New microbes found in cars, termites, and the Mariana Trench
Posted on November 6, 2018 by Matt Bassett
Each month, the Microbiology Society publishes the International Journal of Systematic and Evolutionary Microbiology (IJSEM), which details newly discovered species of bacteria, fungi and protists. Here are some of the new species that have been discovered and the places they’ve been found.
This month, microbes were being discovered at some of the highest and lowest points of the planet. Reaching 10,994m, the Mariana Trench has the deepest point in the world, research group discovered not just a new species but also a new genus, Abyssibacter profundi, isolated from sea water collected at a depth of 1,000m. Over 5,000 higher, in Chandra Tal, a high-altitude lake in the Lahaul-Spiti valley of the Himalayas, a research group from India discovered Psychromicrobium lacuslunae, isolating the bacterium from the lake’s subsurface water.
Researchers have also discovered microbes from creatures great and small. In China, Actinomyces tangfeifanii was isolated from Old World vultures, and a strain of lactic acid bacteria, Lactococcus termiticola, was isolated from the gut of the wood-feeding higher termite, Nasutitermes takasagoensis.
Microbiologists are also finding new species' in man-made environments. Methylobacterium currus is a new species discovered from a car air conditioning system. This new bacterium belongs to the methylotrophs; the group that use one-carbon compounds such as methanol for growth, not to be confused with methanogens that produce methane.
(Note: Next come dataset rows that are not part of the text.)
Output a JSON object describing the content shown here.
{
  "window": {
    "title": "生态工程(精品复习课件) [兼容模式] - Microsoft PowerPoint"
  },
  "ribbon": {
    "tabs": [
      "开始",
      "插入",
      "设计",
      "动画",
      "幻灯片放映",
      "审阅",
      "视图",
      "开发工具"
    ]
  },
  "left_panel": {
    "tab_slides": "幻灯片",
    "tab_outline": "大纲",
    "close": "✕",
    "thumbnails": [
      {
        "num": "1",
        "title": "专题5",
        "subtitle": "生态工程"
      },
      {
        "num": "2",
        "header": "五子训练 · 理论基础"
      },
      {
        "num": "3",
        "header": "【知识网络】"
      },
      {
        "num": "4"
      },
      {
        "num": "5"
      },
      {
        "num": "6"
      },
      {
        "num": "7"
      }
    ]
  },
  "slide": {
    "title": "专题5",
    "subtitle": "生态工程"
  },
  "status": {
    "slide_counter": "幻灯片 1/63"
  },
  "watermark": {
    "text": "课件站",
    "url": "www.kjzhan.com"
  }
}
Marine microbiologists have discovered three new species from the Indian Ocean. The light pink, spiral shaped Indioceanicola profundi was isolated from a deep-sea sediment sample, the rod-shaped Alcanivorax indicus was discovered in a sample of seawater, and to the far east of the Indian Ocean, microbiologists working in Thailand discovered new yeast species Spencerozyma siamensis, isolated from a soft coral collected off Ko Mu island.
The full papers describing these species are available to journal subscribers, but the abstracts are free to read. Articles can also be purchased individually with the pay-per-view option.